THE most northerly major town of the Tiber Valley, Borgo San Sepolcro lies at the junction of two great historic routes, that from the Romagna in the north to Perugia and eventually to Rome, and the road that crosses the Trabaria Pass to the east, linking the Adriatic coast with the Tuscan heartland. Fought over by local families and powers, and controlled by the papacy for much of the fifteenth century, the town was a major prize when it fell to Florence in 1515.
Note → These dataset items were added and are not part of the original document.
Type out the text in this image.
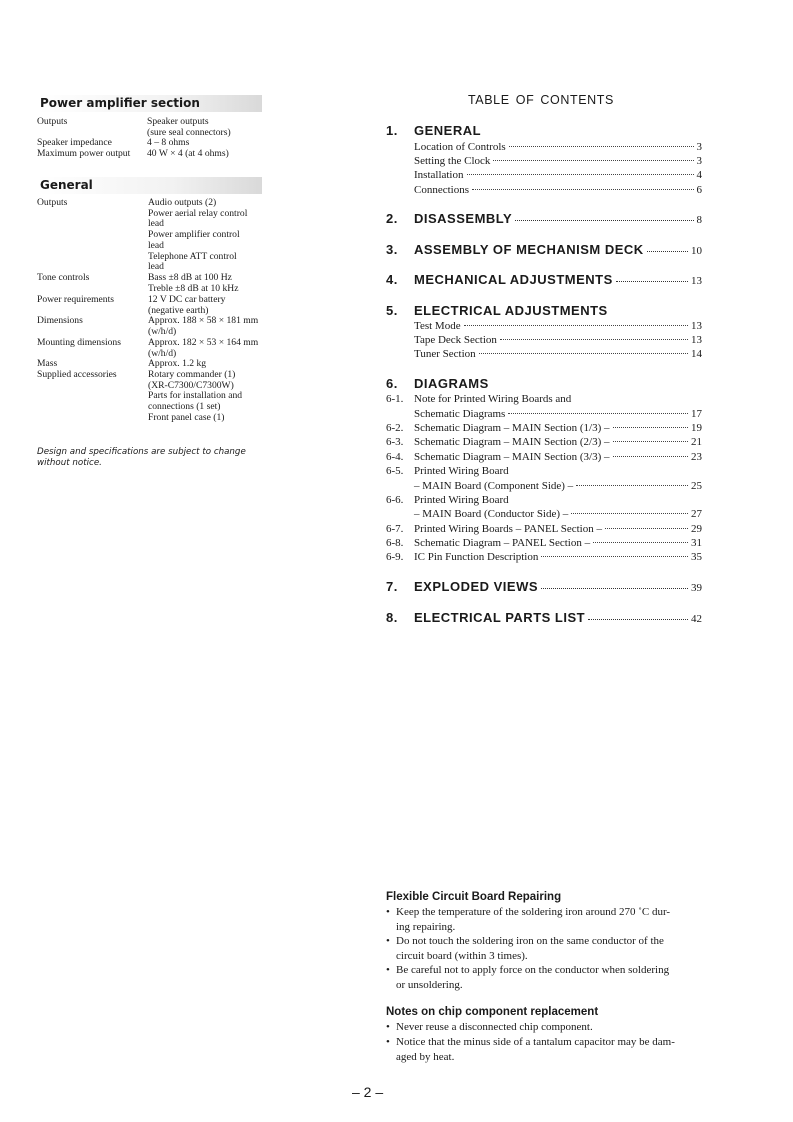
Power amplifier section
Outputs	Speaker outputs
(sure seal connectors)
Speaker impedance	4 – 8 ohms
Maximum power output	40 W × 4 (at 4 ohms)
General
Outputs	Audio outputs (2)
Power aerial relay control
lead
Power amplifier control
lead
Telephone ATT control
lead
Tone controls	Bass ±8 dB at 100 Hz
Treble ±8 dB at 10 kHz
Power requirements	12 V DC car battery
(negative earth)
Dimensions	Approx. 188 × 58 × 181 mm
(w/h/d)
Mounting dimensions	Approx. 182 × 53 × 164 mm
(w/h/d)
Mass	Approx. 1.2 kg
Supplied accessories	Rotary commander (1)
(XR-C7300/C7300W)
Parts for installation and
connections (1 set)
Front panel case (1)
Design and specifications are subject to change
without notice.
TABLE OF CONTENTS
1.	GENERAL
Location of Controls	3
Setting the Clock	3
Installation	4
Connections	6
2.	DISASSEMBLY	8
3.	ASSEMBLY OF MECHANISM DECK	10
4.	MECHANICAL ADJUSTMENTS	13
5.	ELECTRICAL ADJUSTMENTS
Test Mode	13
Tape Deck Section	13
Tuner Section	14
6.	DIAGRAMS
6-1. Note for Printed Wiring Boards and
Schematic Diagrams	17
6-2. Schematic Diagram – MAIN Section (1/3) –	19
6-3. Schematic Diagram – MAIN Section (2/3) –	21
6-4. Schematic Diagram – MAIN Section (3/3) –	23
6-5. Printed Wiring Board
– MAIN Board (Component Side) –	25
6-6. Printed Wiring Board
– MAIN Board (Conductor Side) –	27
6-7. Printed Wiring Boards – PANEL Section –	29
6-8. Schematic Diagram – PANEL Section –	31
6-9. IC Pin Function Description	35
7.	EXPLODED VIEWS	39
8.	ELECTRICAL PARTS LIST	42
Flexible Circuit Board Repairing
• Keep the temperature of the soldering iron around 270 ˚C dur-
ing repairing.
• Do not touch the soldering iron on the same conductor of the
circuit board (within 3 times).
• Be careful not to apply force on the conductor when soldering
or unsoldering.
Notes on chip component replacement
• Never reuse a disconnected chip component.
• Notice that the minus side of a tantalum capacitor may be dam-
aged by heat.
– 2 –
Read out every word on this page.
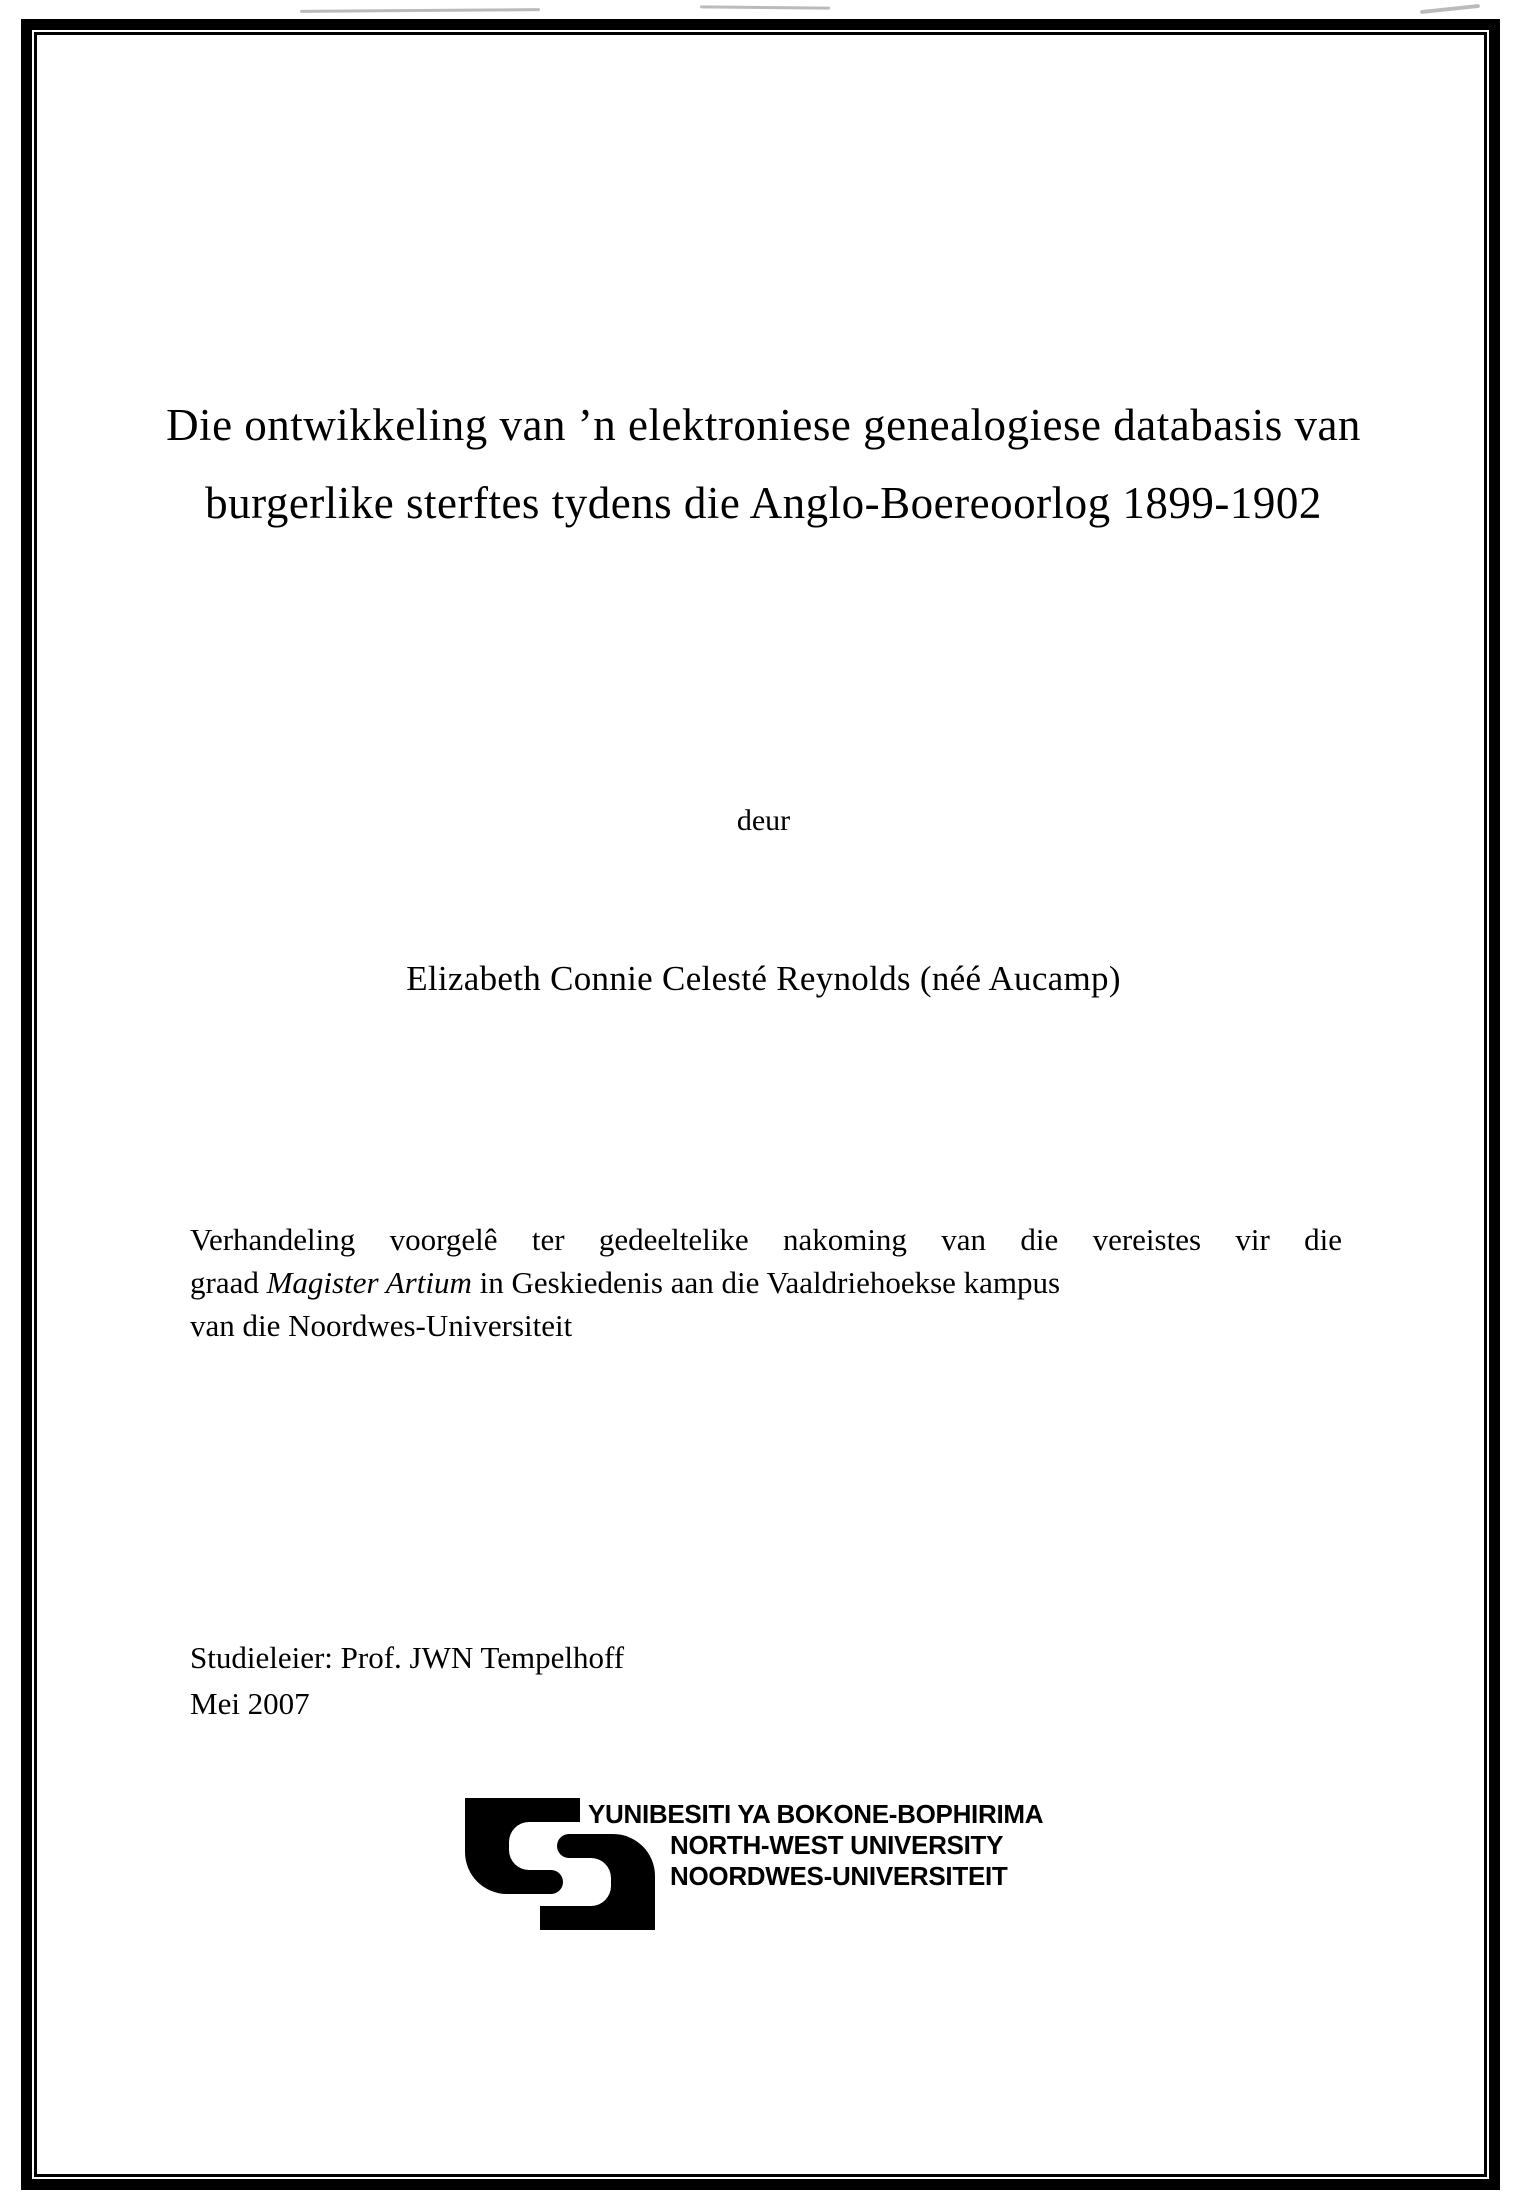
Die ontwikkeling van ’n elektroniese genealogiese databasis van
burgerlike sterftes tydens die Anglo-Boereoorlog 1899-1902
deur
Elizabeth Connie Celesté Reynolds (néé Aucamp)
Verhandeling voorgelê ter gedeeltelike nakoming van die vereistes vir die
graad Magister Artium in Geskiedenis aan die Vaaldriehoekse kampus
van die Noordwes-Universiteit
Studieleier: Prof. JWN Tempelhoff
Mei 2007
YUNIBESITI YA BOKONE-BOPHIRIMA
NORTH-WEST UNIVERSITY
NOORDWES-UNIVERSITEIT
Massive fortifications attest to Borgo’s importance as a frontier fortress. That the town had long acclimatized itself to Florentine taste is demonstrated by the career of its outstanding artist, Piero della Francesca, whose mentors were Fra Angelico and Masaccio. Piero, so long overlooked, has now been a cult figure for almost a century. His sphere of activity was, to a remarkable extent, dictated by geography. His major commissions were all for places in direct reach of his native town: Rome and Perugia to the south, Ferrara to the north, Arezzo to the west, and to the east Urbino and Rimini. Furthermore, Piero’s Riminese patron, Sigismondo Malatesta, obtained Citerna – hardly ten kilometres from Borgo – which overhangs the cemetery of Monterchi, from which Piero’s fresco of the Madonna del Parto was recently hijacked by the authorities of that town. The prodigious fresco cycle at Arezzo is his grandest achievement. Yet it is surely at Borgo San Sepolcro that he is best understood.
The Palazzo Comunale is sadly no longer entered from the Via Matteotti but from a side door. The visitor is advised to move briskly through the first rooms. Piero’s polyptych of the Madonna della Misericordia was an early commission, although it was not completed until about 1460. The Madonna is of an elevated beauty, and the spectator was not intended to doubt that the citizens and their women who sheltered beneath the mantle were right to trust to her protection. The flanking saints have, perhaps, a more tentative quality, and certainly lack the tension of the Crucifixion which originally surmounted the Madonna and is now at Naples. But it was only in the predella that Piero subcontracted to assistants.
The Resurrection is the symbol of Borgo San Sepolcro – the observant will already have noticed Niccolò di Segna’s Ducciesque interpretation of this in his polyptych in an earlier room. Piero’s celebrated fresco of the subject thus had an especial significance for his townsmen. Our eye moves upwards from the sleeping soldiers to Christ. He rises, as if by an inexorable force, from the sarcophagus, his face at once impassive and serene. Behind stretches the landscape that Piero knew so well, living and verdant on the right, desiccated like that he would have seen on the Bocca Trabaria to the left. Inexorable in logic and timeless in message, the Resurrection is Piero’s absolute masterpiece.
Dazed, and perhaps humbled, the tourist leaves. The town has more to offer. Diagonally across the Via Matteotti is the cathedral, with an early copy of the Volto Santo at Lucca, a fine example of the early medieval pigmented wooden sculpture of which so much survives throughout Italy.
Borgo San Sepolcro is laid out on a grid plan. Leaving the cathedral, turn left and keep straight on, until forced a block to the right, passing a particularly fine crumbling palace and other substantial houses. At the opposite side of the town is San Lorenzo, a church that is often closed, but where a nun from the adjacent monastery is usually in attendance.
On the altar is a picture that was as compellingly original as Piero’s Resurrection, the Deposition by that visionary genius of the Florentine High Renaissance, Rosso Fiorentino. Like other major artists of his generation, Rosso gravitated to Rome. When it was sacked by the imperial forces in 1527 he withdrew to Umbria, designing altarpieces for Perugia and the miracle church at Castel Rigone, high above Lake Trasimene, and himself painting that of the cathedral at Città di Castello. The Deposition was painted in 1528–30. It is a deeply pondered drama, wrought to an extraordinary emotional pitch, for Rosso’s charged colour is matched by the intensity of his figures. His was a restless spirit which found a supreme expression in this altarpiece, painted for a relatively obscure setting in a lesser provincial town. We are fortunate that it remains there. For the fervent dynamism of the Deposition, reflecting an inner turbulence that must have been sharpened by circumstance, only enhances our understanding of the spiritual confidence of the impassive Resurrection. Both pictures convey that sense of the inevitable which is a characteristic of the very greatest works of art.